Walt’s green Toyota was in the drive, she noticed, as they dashed for the door. He was a junior in high school and was on a work program which meant his classes ended early three days a week so he could go to his job. Mondays, Wednesdays and Fridays – like today – he got home at one o’clock, took a shower, choked down a snack, and then went to McDonald’s where he worked until closing. It was a “shit job” in his own words, but he was saving up for college. For a better car. Walt was a dreamer and in her ten-year-old mind, Jo was completely certain her brother Walter would achieve every dream he dreamed, because that was just the kind of person he was.

             
The front door was unlocked and the narrow foyer with its ugly rug for muddy boots was a welcome respite from the outdoors.
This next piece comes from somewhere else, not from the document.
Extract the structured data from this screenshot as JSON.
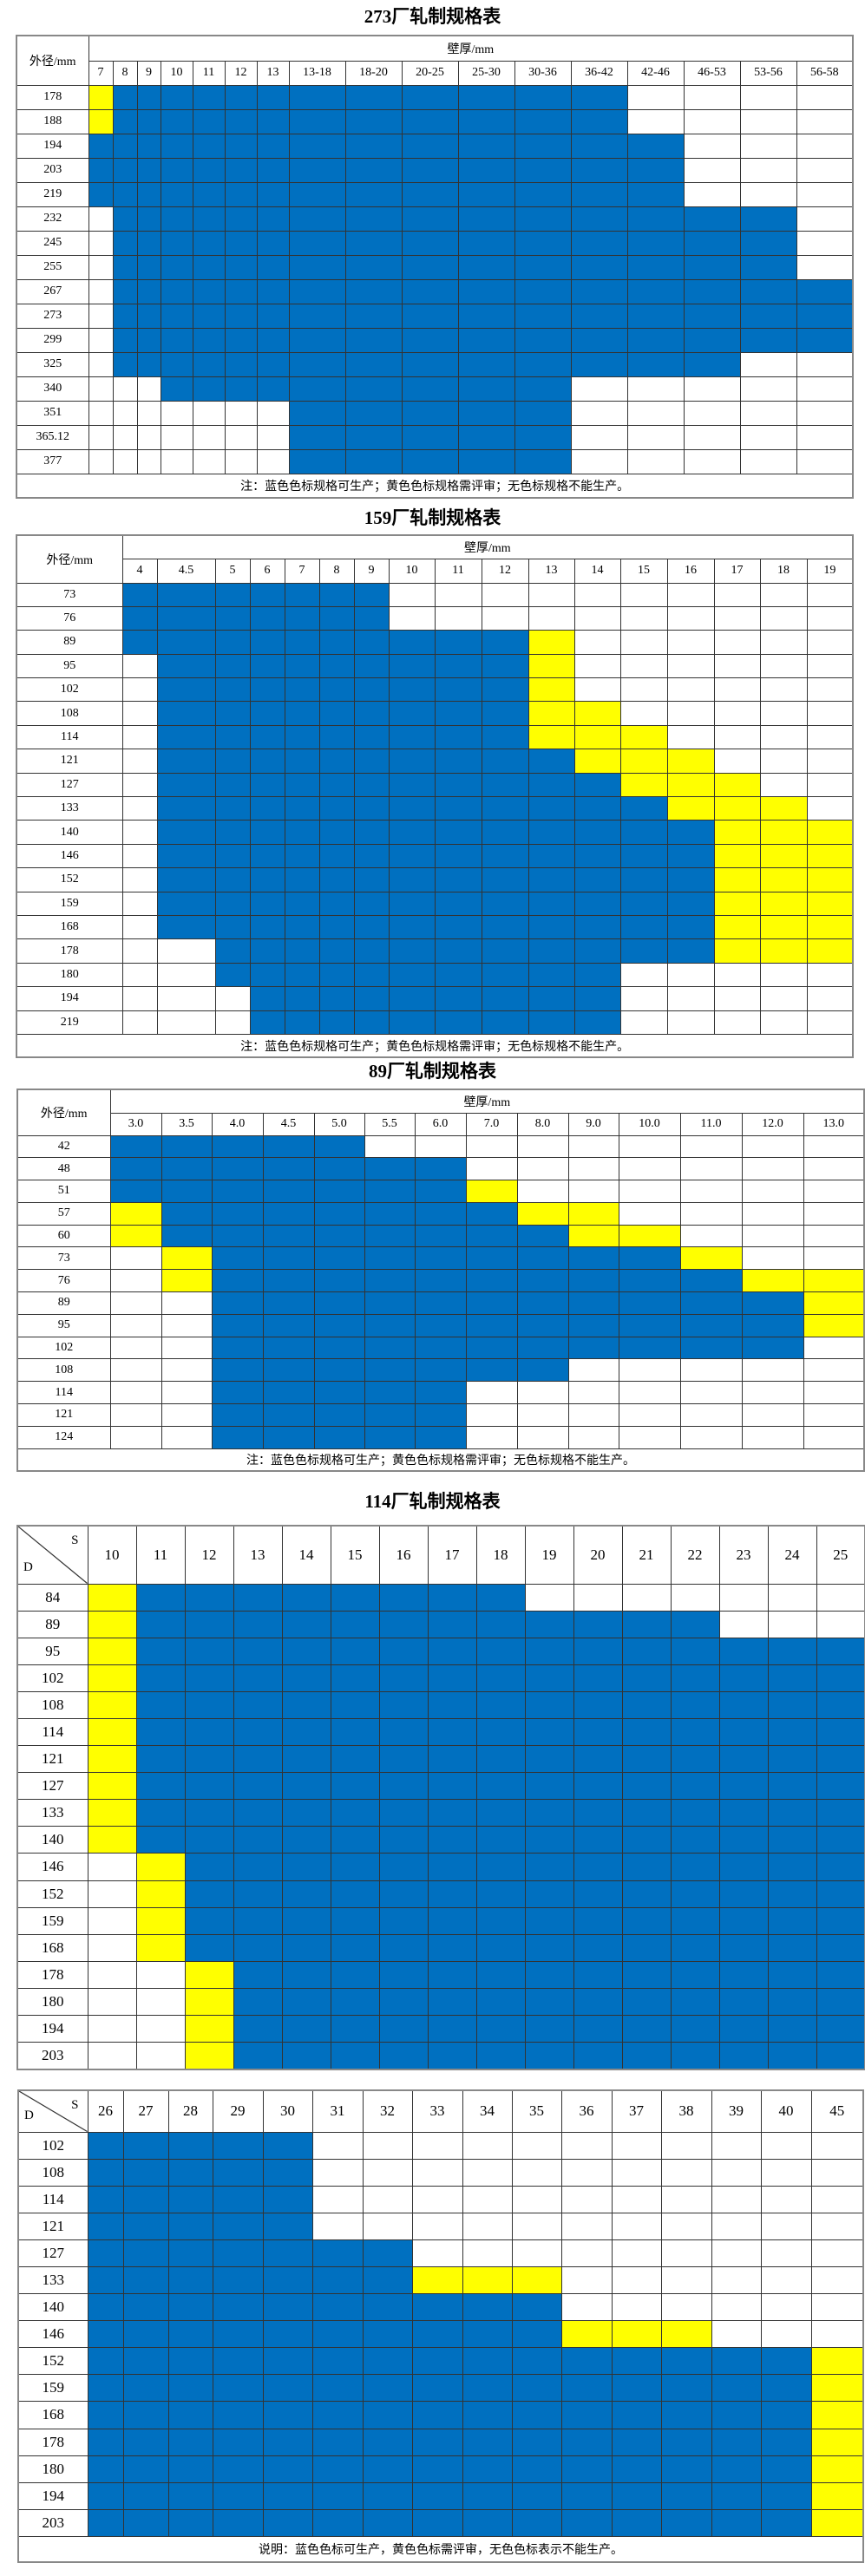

Jordan and Jo dropped their bags on the bench against the wall and hung up their coats – in Jo’s case, her hat too – and stepped out of their shoes; Jordan had been wearing Adidas whose soles were sloughing off and Jo had brown leather moccasins with beaded tassels.

             
The tinny sound of the TV kitchen and the smell of fresh coffee drew them down the hall to the heart of the house. The cabinets and counters were arranged in a horseshoe shape, a bar with stools on the far end, beyond which sat the oval table where they took their meals. The floor was linoleum and Mom hated it, but Jo loved its pattern that looked like gray stones laid out under their feet. There were lots of windows and weak winter sun poured in around them. Beth had an affinity for birds, so there were ceramic cardinals and robins and jays tucked away in the corners of countertops and along the tops of the upper cabinets, nestled among potted plants. A troupe of chickadees perched on a floating wooden shelf above Grandma Walker’s hand-me-down ceramic plate display.

             
Walt was dressed for work already in his McDonald’s shirt and black pants, sitting at the bar, coffee and a sandwich in front of him, watching the little white TV that sat beside the microwave.